Hola sekali lagi, Kamu. Boleh aku bercerita kembali padamu? Sebelumnya maaf karena kamu harus bertemu denganku – si perempuan yang menjajakan cerita-cerita untuk bertahan hidup. Tadi siang, aku bermimpi, itu mimpi yang muram sekaligus manis. Aku jadi seorang putri, ketika banyak pangeran dari berbagai kerajaan datang untuk melawan naga dan meminum ramuan sihir agar kebal dari serangan, hanya untuk memenangkan kontes dan bisa melamarku; tapi ketika salah seorang datang dan semuanya terasa akan berakhir bahagia, kubilang padanya: ‘aku akan mencintaimu, sebagai kakakku, sahabatku, temanku’. Aku menyimpan bentuk cinta yang lain, dan itu adalah untuk Kamu. Karena aku menunggu. Dan, kamu tak perlu takut – khawatir harus segera menjemputku, membalasku, menungguku balik, atau usik-usik lainya – kamu hanya butuh memastikan hari-harimu bahagia.

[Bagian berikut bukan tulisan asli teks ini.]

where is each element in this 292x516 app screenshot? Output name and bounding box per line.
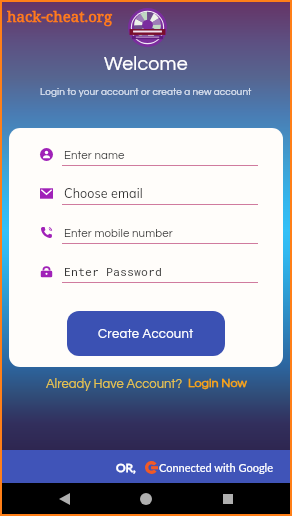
staticText: hack-cheat.org bbox=[7, 6, 112, 26]
staticText: OR, bbox=[116, 460, 136, 474]
button[interactable]: Enter name bbox=[9, 128, 283, 166]
button[interactable]: Home bbox=[135, 488, 157, 510]
staticText: Already Have Account? bbox=[46, 377, 183, 390]
staticText: Connected with Google bbox=[159, 461, 274, 474]
staticText: Enter mobile number bbox=[64, 228, 173, 240]
button[interactable]: Choose email bbox=[9, 166, 283, 205]
staticText: Enter name bbox=[64, 150, 125, 162]
staticText: Welcome bbox=[104, 54, 188, 74]
button[interactable]: Back bbox=[53, 488, 75, 510]
button[interactable]: Enter mobile number bbox=[9, 205, 283, 244]
staticText: Login Now bbox=[188, 377, 247, 390]
button[interactable]: Enter Password bbox=[9, 244, 283, 283]
button[interactable]: Login Now bbox=[188, 377, 247, 390]
staticText: Enter Password bbox=[64, 264, 163, 279]
staticText: Login to your account or create a new ac… bbox=[40, 87, 252, 97]
staticText: Create Account bbox=[98, 327, 194, 340]
staticText: Choose email bbox=[64, 185, 143, 201]
button[interactable]: Create Account bbox=[67, 311, 225, 356]
button[interactable]: OR, bbox=[2, 450, 290, 483]
button[interactable]: Recent apps bbox=[217, 488, 239, 510]
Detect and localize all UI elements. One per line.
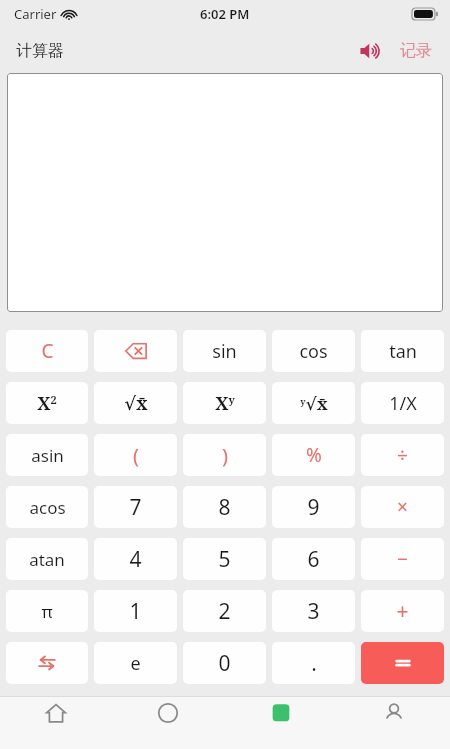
staticText: + — [396, 597, 409, 626]
button[interactable]: X2 — [6, 382, 88, 424]
staticText: 4 — [129, 545, 142, 574]
staticText: − — [397, 546, 408, 572]
staticText: 计算器 — [16, 41, 64, 61]
staticText: 记录 — [400, 41, 432, 61]
staticText: Carrier — [14, 5, 57, 23]
button[interactable]: 2 — [183, 590, 266, 632]
staticText: % — [306, 442, 322, 468]
button[interactable]: ÷ — [361, 434, 444, 476]
staticText: sin — [212, 339, 237, 364]
staticText: 1 — [129, 597, 142, 626]
staticText: 7 — [129, 493, 142, 522]
staticText: Xy — [215, 391, 235, 416]
staticText: × — [397, 494, 408, 520]
staticText: π — [41, 600, 53, 623]
button[interactable]: Swap — [6, 642, 88, 684]
staticText: tan — [389, 339, 417, 364]
button[interactable]: . — [272, 642, 355, 684]
button[interactable]: Backspace — [94, 330, 177, 372]
staticText: √x̄ — [124, 391, 148, 416]
button[interactable]: Apps — [224, 702, 337, 724]
staticText: acos — [29, 496, 66, 519]
button[interactable]: Sound — [354, 34, 388, 68]
button[interactable]: asin — [6, 434, 88, 476]
button[interactable]: π — [6, 590, 88, 632]
staticText: 5 — [218, 545, 231, 574]
staticText: ) — [222, 442, 228, 469]
button[interactable]: acos — [6, 486, 88, 528]
button[interactable]: ) — [183, 434, 266, 476]
button[interactable]: y√x̄ — [272, 382, 355, 424]
button[interactable]: 8 — [183, 486, 266, 528]
button[interactable]: ( — [94, 434, 177, 476]
button[interactable]: Home — [0, 702, 112, 724]
button[interactable]: 记录 — [396, 35, 436, 67]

Hola terakhir kali, Kamu. Beberapa waktu lalu, aku pernah bertanya padamu apa yang menjadi ketakutan terbesarmu? Aku tak memintamu mengingat ulang apa jawabanmu kala itu, aku hanya ingin ikut menjawabnya lewat surat yang sebentar lagi usai ini. Ketakutanku sederhana, jika itu menyangkut Kamu, kira-kira seperti ini; aku tak menemukanmu duduk di ruang kerjamu pada temu singkat yang ada, aku bangun di pagi hari dengan senyum kecil dan tak pernah tahu apakah kamu juga tengah bahagia pagi itu, kamu tengah lelah dan aku tak pernah punya kesempatan untuk sekadar bilang rihat sejenak, tak tahu cara menerbitkan senyum kecil di sepotong bibirmu, dan mengetahui mungkin saja aku menjadi beban lain untukmu.
Kamu. Pernah kamu terpikir jika Fur Elise ditulis Beethoven untuk seorang kekasih yang menjelma menjadi nada-nada luka untuknya? Atau rapuhnya Moonlight Sonata mencerminkan bagaimana cinta dan luka berteman akrab hingga kata tak mampu melukisnya, lantas meminjam tangga-tangga nada? Atau kesedihan-kesedihan Chopin? Mengerikannya akhir dari kisah-kisah Shakespeare? Terkadang kita membaca luka dengan cara lain; mencintai. Selamat beristirahat, dan semoga hari-harimu berjalan dalam damai.
Dari seorang perempuan yang berupaya menghidupkan kenangan di tiap temu singkat kita.